Ne pas réparer une maltraitance par une autre

Aligner mécaniquement les traitements juridiques et surtout judiciaire, en privilégiant certaines catégories de victimes au détriment d’autres, reviendrait à réparer une maltraitance par une nouvelle maltraitance institutionnelle. Ce serait prendre le risque de vider de sa substance la norme pénale, en la transformant en outil de tri plutôt qu’en garantie d’égalité.

Toute victime d’atteinte corporelle ou psychique grave, sanctionnée pénalement, a droit à la vérité, à la protection et à la réparation.

Oublier ce principe, c’est organiser des effets dominos sur les conséquences indemnitaires, et accepter qu’une réparation intégrale ne soit plus un horizon pour tous, mais un privilège pour quelques‑uns.

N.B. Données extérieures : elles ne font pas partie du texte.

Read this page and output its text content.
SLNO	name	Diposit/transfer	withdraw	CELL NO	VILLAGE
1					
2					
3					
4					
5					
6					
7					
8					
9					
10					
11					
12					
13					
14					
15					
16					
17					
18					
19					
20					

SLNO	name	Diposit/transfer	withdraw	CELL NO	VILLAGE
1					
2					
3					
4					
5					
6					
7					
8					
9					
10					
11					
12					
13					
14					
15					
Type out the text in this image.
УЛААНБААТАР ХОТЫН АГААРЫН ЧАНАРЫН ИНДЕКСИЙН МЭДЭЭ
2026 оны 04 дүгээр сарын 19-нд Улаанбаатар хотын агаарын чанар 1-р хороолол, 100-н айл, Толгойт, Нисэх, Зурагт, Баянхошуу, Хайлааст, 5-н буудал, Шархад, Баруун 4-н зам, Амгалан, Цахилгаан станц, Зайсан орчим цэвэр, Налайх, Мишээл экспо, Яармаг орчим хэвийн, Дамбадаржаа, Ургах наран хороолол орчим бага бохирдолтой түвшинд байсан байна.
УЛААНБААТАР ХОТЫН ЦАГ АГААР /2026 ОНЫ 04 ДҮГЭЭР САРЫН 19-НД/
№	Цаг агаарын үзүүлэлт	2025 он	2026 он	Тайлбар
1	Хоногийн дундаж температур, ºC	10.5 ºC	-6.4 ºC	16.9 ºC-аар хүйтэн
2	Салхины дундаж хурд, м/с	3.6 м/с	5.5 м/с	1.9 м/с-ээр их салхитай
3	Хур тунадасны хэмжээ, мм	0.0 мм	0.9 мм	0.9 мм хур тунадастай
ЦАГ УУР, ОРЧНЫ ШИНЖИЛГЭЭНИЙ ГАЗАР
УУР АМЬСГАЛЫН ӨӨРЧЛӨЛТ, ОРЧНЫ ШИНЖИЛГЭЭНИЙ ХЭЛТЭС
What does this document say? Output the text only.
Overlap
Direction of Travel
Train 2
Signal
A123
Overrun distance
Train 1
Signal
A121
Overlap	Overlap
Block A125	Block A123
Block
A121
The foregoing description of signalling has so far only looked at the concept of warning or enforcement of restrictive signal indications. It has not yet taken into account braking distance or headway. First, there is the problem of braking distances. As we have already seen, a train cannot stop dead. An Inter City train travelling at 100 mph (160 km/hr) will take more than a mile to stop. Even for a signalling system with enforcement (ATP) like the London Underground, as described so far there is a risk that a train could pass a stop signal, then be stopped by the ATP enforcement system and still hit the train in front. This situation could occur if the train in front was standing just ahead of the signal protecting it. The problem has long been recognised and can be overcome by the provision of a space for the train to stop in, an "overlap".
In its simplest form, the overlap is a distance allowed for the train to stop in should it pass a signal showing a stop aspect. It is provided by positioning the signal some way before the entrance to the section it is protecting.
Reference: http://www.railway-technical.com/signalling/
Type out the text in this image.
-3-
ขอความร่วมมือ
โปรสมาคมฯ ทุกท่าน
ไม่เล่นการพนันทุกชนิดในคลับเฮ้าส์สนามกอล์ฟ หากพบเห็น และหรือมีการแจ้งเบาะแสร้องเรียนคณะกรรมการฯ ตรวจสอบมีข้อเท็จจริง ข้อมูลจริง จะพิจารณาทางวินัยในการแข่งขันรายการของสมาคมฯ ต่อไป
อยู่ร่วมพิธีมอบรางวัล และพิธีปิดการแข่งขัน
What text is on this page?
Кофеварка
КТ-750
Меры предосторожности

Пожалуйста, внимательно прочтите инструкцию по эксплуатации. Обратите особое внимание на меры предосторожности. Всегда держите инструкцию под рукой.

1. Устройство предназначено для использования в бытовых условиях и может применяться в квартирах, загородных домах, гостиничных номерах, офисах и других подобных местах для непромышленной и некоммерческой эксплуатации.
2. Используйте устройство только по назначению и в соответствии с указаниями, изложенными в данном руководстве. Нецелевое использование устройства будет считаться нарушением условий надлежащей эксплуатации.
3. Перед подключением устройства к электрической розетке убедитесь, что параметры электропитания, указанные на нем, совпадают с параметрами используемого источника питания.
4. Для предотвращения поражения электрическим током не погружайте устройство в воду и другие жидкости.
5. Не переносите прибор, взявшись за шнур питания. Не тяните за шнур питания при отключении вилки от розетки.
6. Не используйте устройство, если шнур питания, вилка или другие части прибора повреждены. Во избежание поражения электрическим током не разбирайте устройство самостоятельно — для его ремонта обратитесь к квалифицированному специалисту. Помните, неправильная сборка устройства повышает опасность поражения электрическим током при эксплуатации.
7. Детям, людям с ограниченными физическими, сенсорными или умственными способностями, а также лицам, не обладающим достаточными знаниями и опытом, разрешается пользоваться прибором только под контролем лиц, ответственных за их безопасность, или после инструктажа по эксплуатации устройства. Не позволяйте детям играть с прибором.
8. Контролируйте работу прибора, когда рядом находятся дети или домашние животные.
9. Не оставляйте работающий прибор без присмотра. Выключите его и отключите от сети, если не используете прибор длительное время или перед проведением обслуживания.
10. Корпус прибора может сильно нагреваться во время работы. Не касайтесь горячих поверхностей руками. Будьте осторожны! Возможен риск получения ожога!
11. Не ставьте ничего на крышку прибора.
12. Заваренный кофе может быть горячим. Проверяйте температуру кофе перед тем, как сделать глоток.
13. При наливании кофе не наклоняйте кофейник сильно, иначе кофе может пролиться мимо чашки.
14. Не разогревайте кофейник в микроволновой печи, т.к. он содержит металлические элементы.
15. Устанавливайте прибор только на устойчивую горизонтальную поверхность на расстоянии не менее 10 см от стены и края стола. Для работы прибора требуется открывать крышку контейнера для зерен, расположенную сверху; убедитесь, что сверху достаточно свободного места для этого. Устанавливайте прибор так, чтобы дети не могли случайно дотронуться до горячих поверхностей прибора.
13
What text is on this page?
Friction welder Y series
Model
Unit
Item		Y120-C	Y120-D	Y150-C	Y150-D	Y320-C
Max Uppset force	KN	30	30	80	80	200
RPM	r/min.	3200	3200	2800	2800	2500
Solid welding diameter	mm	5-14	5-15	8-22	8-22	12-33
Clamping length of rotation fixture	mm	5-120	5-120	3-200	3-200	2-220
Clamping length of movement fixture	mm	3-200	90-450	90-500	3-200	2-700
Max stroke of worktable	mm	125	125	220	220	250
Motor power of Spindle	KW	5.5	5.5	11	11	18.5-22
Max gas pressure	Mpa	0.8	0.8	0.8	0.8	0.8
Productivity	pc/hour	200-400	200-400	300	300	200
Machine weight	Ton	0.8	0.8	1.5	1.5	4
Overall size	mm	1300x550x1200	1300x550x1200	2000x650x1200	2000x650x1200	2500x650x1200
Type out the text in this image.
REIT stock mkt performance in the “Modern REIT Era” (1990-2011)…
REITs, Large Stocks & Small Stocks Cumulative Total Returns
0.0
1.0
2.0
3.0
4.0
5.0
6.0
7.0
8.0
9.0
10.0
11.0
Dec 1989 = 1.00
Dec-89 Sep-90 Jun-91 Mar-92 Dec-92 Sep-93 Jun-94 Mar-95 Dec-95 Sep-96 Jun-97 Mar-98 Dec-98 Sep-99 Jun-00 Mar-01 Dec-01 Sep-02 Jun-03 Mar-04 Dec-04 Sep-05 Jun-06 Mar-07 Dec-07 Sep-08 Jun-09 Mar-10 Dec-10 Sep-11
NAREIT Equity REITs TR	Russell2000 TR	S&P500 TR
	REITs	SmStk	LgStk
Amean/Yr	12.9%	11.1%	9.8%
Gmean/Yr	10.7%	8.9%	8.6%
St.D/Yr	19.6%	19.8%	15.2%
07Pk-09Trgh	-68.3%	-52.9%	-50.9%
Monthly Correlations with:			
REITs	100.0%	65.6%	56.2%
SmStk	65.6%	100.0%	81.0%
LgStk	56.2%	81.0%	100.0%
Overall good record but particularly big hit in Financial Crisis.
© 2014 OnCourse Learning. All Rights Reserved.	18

Pour une cause nationale des victimes, sans laisséspourcompte

La cause des victimes d’infraction n’est ni un segment de politique publique, ni un simple thème de campagne : elle est juste, légitime, prioritaire, et devrait être reconnue comme une cause nationale. Une cause qui exige une vision globale de la chaîne pénale, de la plainte à l’indemnisation, et qui refuse de laisser quiconque sur le bord du chemin.

La ferveur populiste de certains débats ne crée pas les conditions d’une réflexion sereine ; elle menace au contraire de consacrer une hiérarchie des victimes au nom de l’urgence et de la communication politique. C’est précisément pour cela qu’il faut rappeler, avec force, que dans un État de droit, aucune victime ne devrait être invisible, et qu’aucune faillite systémique ne doit plus pouvoir être considérée comme un simple « dommage collatéral ».